Antibiotics for acute appendicitis – what is the evidence?

At morning report today, we had an interesting discussion regarding the justification of antibiotic monotherapy for acute appendicitis. The NEJM recently published a comprehensive review examining this “antibiotic first” approach. Urgent appendectomy has been the mainstay of treatment for acute appendicitis since the 1800’s. Traditionally, antibiotics have been reserved for complicated cases of appendicitis (including prolonged inflammation with phlegmon or abscess). However, recent data from the U.S. Navy as well as a series of European clinical trials suggest that antibiotic therapy alone may be appropriate for select patients. Inclusion criteria for these studies included patients that were relatively healthy without evidence of sepsis, diffuse peritonitis, abscess or perforation. Initially patients were treated with IV antibiotics targeting enteric pathogens followed by a 1-2 week course of PO antibiotics on discharge. Cross over to surgical intervention was indicated by progressive fever, intractable pain or evolution of sepsis/shock.

Clinical outcomes among patients randomly assigned to the antibiotics-first strategy were generally favorable. Patients assigned to this group had similar pain scores, required fewer doses of narcotics, and had quicker return to work. Perforation rates were not significantly higher among the antibiotic group. The rate of crossover to surgery within 48 hours after the initiation of antibiotics ranged among trials from 0 to 53%. Eventual appendectomy after initial, successful treatment with antibiotics occurred in 10 to 37% of the patients assigned to the antibiotics-first strategy (mean time to appendectomy, 4.2 to 7 months). In general, these trials viewed the antibiotic first approach as a viable option.

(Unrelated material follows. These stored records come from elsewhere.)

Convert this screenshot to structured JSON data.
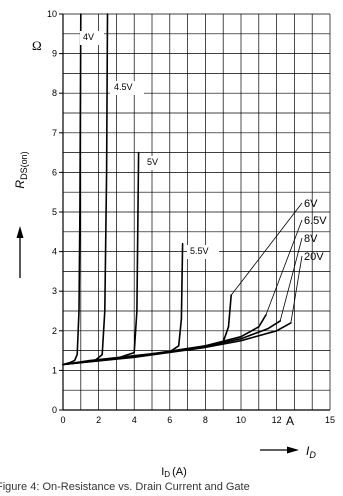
{
  "chart_data": {
    "type": "line",
    "xlim": [
      0,
      15
    ],
    "ylim": [
      0,
      10
    ],
    "x_ticks": [
      "0",
      "2",
      "4",
      "6",
      "8",
      "10",
      "12",
      "15"
    ],
    "y_ticks": [
      "0",
      "1",
      "2",
      "3",
      "4",
      "5",
      "6",
      "7",
      "8",
      "9",
      "10"
    ],
    "y_unit": "Ω",
    "x_unit": "A",
    "ylabel": "R",
    "ylabel_sub": "DS(on)",
    "x_arrow_label": "I",
    "x_arrow_sub": "D",
    "xlabel_bottom": "I",
    "xlabel_bottom_sub": "D",
    "xlabel_bottom_unit": "(A)",
    "caption": "Figure 4: On-Resistance vs. Drain Current and Gate",
    "grid": true,
    "series": [
      {
        "name": "4V",
        "points": [
          [
            0,
            1.15
          ],
          [
            0.4,
            1.2
          ],
          [
            0.65,
            1.25
          ],
          [
            0.8,
            1.4
          ],
          [
            0.9,
            2.5
          ],
          [
            0.95,
            5
          ],
          [
            1.0,
            10
          ]
        ]
      },
      {
        "name": "4.5V",
        "points": [
          [
            0,
            1.15
          ],
          [
            1,
            1.2
          ],
          [
            1.8,
            1.25
          ],
          [
            2.2,
            1.4
          ],
          [
            2.35,
            2.5
          ],
          [
            2.45,
            6
          ],
          [
            2.5,
            10
          ]
        ]
      },
      {
        "name": "5V",
        "points": [
          [
            0,
            1.15
          ],
          [
            1.5,
            1.25
          ],
          [
            3.2,
            1.33
          ],
          [
            4,
            1.45
          ],
          [
            4.15,
            2.5
          ],
          [
            4.25,
            6.5
          ]
        ]
      },
      {
        "name": "5.5V",
        "points": [
          [
            0,
            1.15
          ],
          [
            2,
            1.26
          ],
          [
            4,
            1.37
          ],
          [
            6,
            1.47
          ],
          [
            6.5,
            1.62
          ],
          [
            6.65,
            2.3
          ],
          [
            6.72,
            4.2
          ]
        ]
      },
      {
        "name": "6V",
        "points": [
          [
            0,
            1.15
          ],
          [
            3,
            1.3
          ],
          [
            6,
            1.47
          ],
          [
            8,
            1.6
          ],
          [
            9,
            1.72
          ],
          [
            9.3,
            2.1
          ],
          [
            9.45,
            2.9
          ]
        ]
      },
      {
        "name": "6.5V",
        "points": [
          [
            0,
            1.15
          ],
          [
            4,
            1.35
          ],
          [
            8,
            1.62
          ],
          [
            10,
            1.85
          ],
          [
            11,
            2.1
          ],
          [
            11.4,
            2.4
          ]
        ]
      },
      {
        "name": "8V",
        "points": [
          [
            0,
            1.15
          ],
          [
            4,
            1.34
          ],
          [
            8,
            1.6
          ],
          [
            10,
            1.8
          ],
          [
            11.5,
            2.05
          ],
          [
            12.2,
            2.25
          ]
        ]
      },
      {
        "name": "20V",
        "points": [
          [
            0,
            1.15
          ],
          [
            4,
            1.33
          ],
          [
            8,
            1.58
          ],
          [
            10,
            1.75
          ],
          [
            12,
            2.0
          ],
          [
            12.8,
            2.2
          ]
        ]
      }
    ]
  }
}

Despite these favorable findings, several areas of uncertainty still exist drawing caution to antibiotic monotherapy. The aforementioned trials fail to confidently assess complications related to delayed surgery, comparative cost, length of hospital stay, anxiety about future episodes of abdominal pain and factors associated with a higher risk of recurrence. Moreover, it remains unclear which patients are most appropriate for an antibiotic approach given the fact up to 50% of patients receiving monotherapy progressed to needing surgery. Furthermore, unlike the U.S. where laparascopic approach is by far most commonly performed, the majority of appendectomies included in the European trials were open. Large scale U.S. trials investigating these issues are certainly in need.

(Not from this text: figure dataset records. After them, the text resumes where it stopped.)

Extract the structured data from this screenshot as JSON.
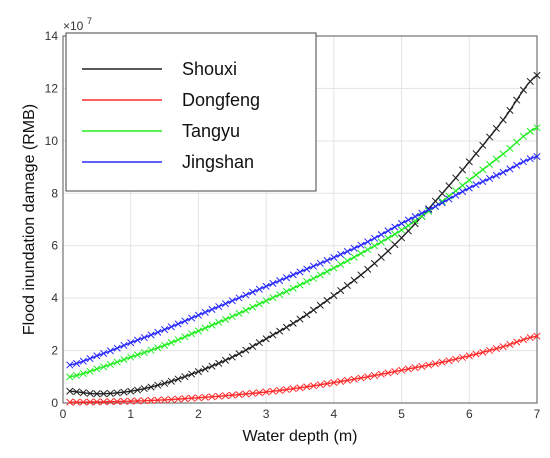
{
  "chart_data": {
    "type": "line",
    "title": "",
    "xlabel": "Water depth (m)",
    "ylabel": "Flood inundation damage (RMB)",
    "y_exponent_label": "×10",
    "y_exponent_power": "7",
    "xlim": [
      0,
      7
    ],
    "ylim": [
      0,
      14
    ],
    "xticks": [
      "0",
      "1",
      "2",
      "3",
      "4",
      "5",
      "6",
      "7"
    ],
    "yticks": [
      "0",
      "2",
      "4",
      "6",
      "8",
      "10",
      "12",
      "14"
    ],
    "grid": true,
    "legend_position": "top-left",
    "marker": "x",
    "x_points": [
      0.1,
      7.0
    ],
    "series": [
      {
        "name": "Shouxi",
        "color": "#222222",
        "x": [
          0.1,
          0.5,
          1.0,
          1.5,
          2.0,
          2.5,
          3.0,
          3.5,
          4.0,
          4.5,
          5.0,
          5.5,
          6.0,
          6.5,
          7.0
        ],
        "values": [
          0.45,
          0.35,
          0.45,
          0.75,
          1.2,
          1.75,
          2.45,
          3.2,
          4.1,
          5.1,
          6.3,
          7.7,
          9.2,
          10.8,
          12.5
        ]
      },
      {
        "name": "Dongfeng",
        "color": "#ff2a2a",
        "x": [
          0.1,
          0.5,
          1.0,
          1.5,
          2.0,
          2.5,
          3.0,
          3.5,
          4.0,
          4.5,
          5.0,
          5.5,
          6.0,
          6.5,
          7.0
        ],
        "values": [
          0.03,
          0.04,
          0.07,
          0.12,
          0.2,
          0.3,
          0.42,
          0.58,
          0.78,
          1.0,
          1.25,
          1.5,
          1.8,
          2.15,
          2.55
        ]
      },
      {
        "name": "Tangyu",
        "color": "#22ee22",
        "x": [
          0.1,
          0.5,
          1.0,
          1.5,
          2.0,
          2.5,
          3.0,
          3.5,
          4.0,
          4.5,
          5.0,
          5.5,
          6.0,
          6.5,
          7.0
        ],
        "values": [
          1.0,
          1.3,
          1.75,
          2.2,
          2.75,
          3.3,
          3.9,
          4.5,
          5.15,
          5.85,
          6.6,
          7.5,
          8.5,
          9.5,
          10.5
        ]
      },
      {
        "name": "Jingshan",
        "color": "#2a2aff",
        "x": [
          0.1,
          0.5,
          1.0,
          1.5,
          2.0,
          2.5,
          3.0,
          3.5,
          4.0,
          4.5,
          5.0,
          5.5,
          6.0,
          6.5,
          7.0
        ],
        "values": [
          1.45,
          1.8,
          2.3,
          2.8,
          3.35,
          3.9,
          4.45,
          5.0,
          5.55,
          6.15,
          6.85,
          7.5,
          8.2,
          8.8,
          9.4
        ]
      }
    ]
  }
}
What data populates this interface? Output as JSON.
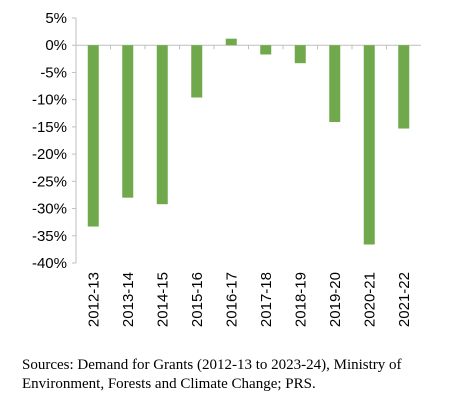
{
  "chart_data": {
    "type": "bar",
    "title": "",
    "xlabel": "",
    "ylabel": "",
    "categories": [
      "2012-13",
      "2013-14",
      "2014-15",
      "2015-16",
      "2016-17",
      "2017-18",
      "2018-19",
      "2019-20",
      "2020-21",
      "2021-22"
    ],
    "values": [
      -33.3,
      -28.0,
      -29.2,
      -9.6,
      1.2,
      -1.7,
      -3.3,
      -14.1,
      -36.6,
      -15.3
    ],
    "ylim": [
      -40,
      5
    ],
    "yticks": [
      "5%",
      "0%",
      "-5%",
      "-10%",
      "-15%",
      "-20%",
      "-25%",
      "-30%",
      "-35%",
      "-40%"
    ],
    "ytick_values": [
      5,
      0,
      -5,
      -10,
      -15,
      -20,
      -25,
      -30,
      -35,
      -40
    ],
    "grid": false,
    "legend": "none",
    "bar_color": "#70a94b",
    "axis_color": "#bfbfbf"
  },
  "source_note": "Sources: Demand for Grants (2012-13 to 2023-24), Ministry of Environment, Forests and Climate Change; PRS."
}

Guidlines from the American College of Surgeons, the Society for Surgery of the Alimentary Tract, and the World Society of Emergency Surgery all describe appendectomy as the treatment of choice for appendicitis. They consider antibiotic monotherapy to be potentially effective but associated with an unacceptably high rate of recurrent disease. Taken together surgical management remains standard of care in the United States. Antibiotic monotherapy can certainly be considered in select patients (those with high risk for surgery, personal aversion to invasive procedures or mild disease), but a detailed conversation regarding risks and benefits should be performed with all in consideration. Most importantly, close outpatient follow-up must be ensured in light of the significant risk for recurrent appendicitis. This topic is fascinating and clinically relevant to all internists engaged in hospital medicine.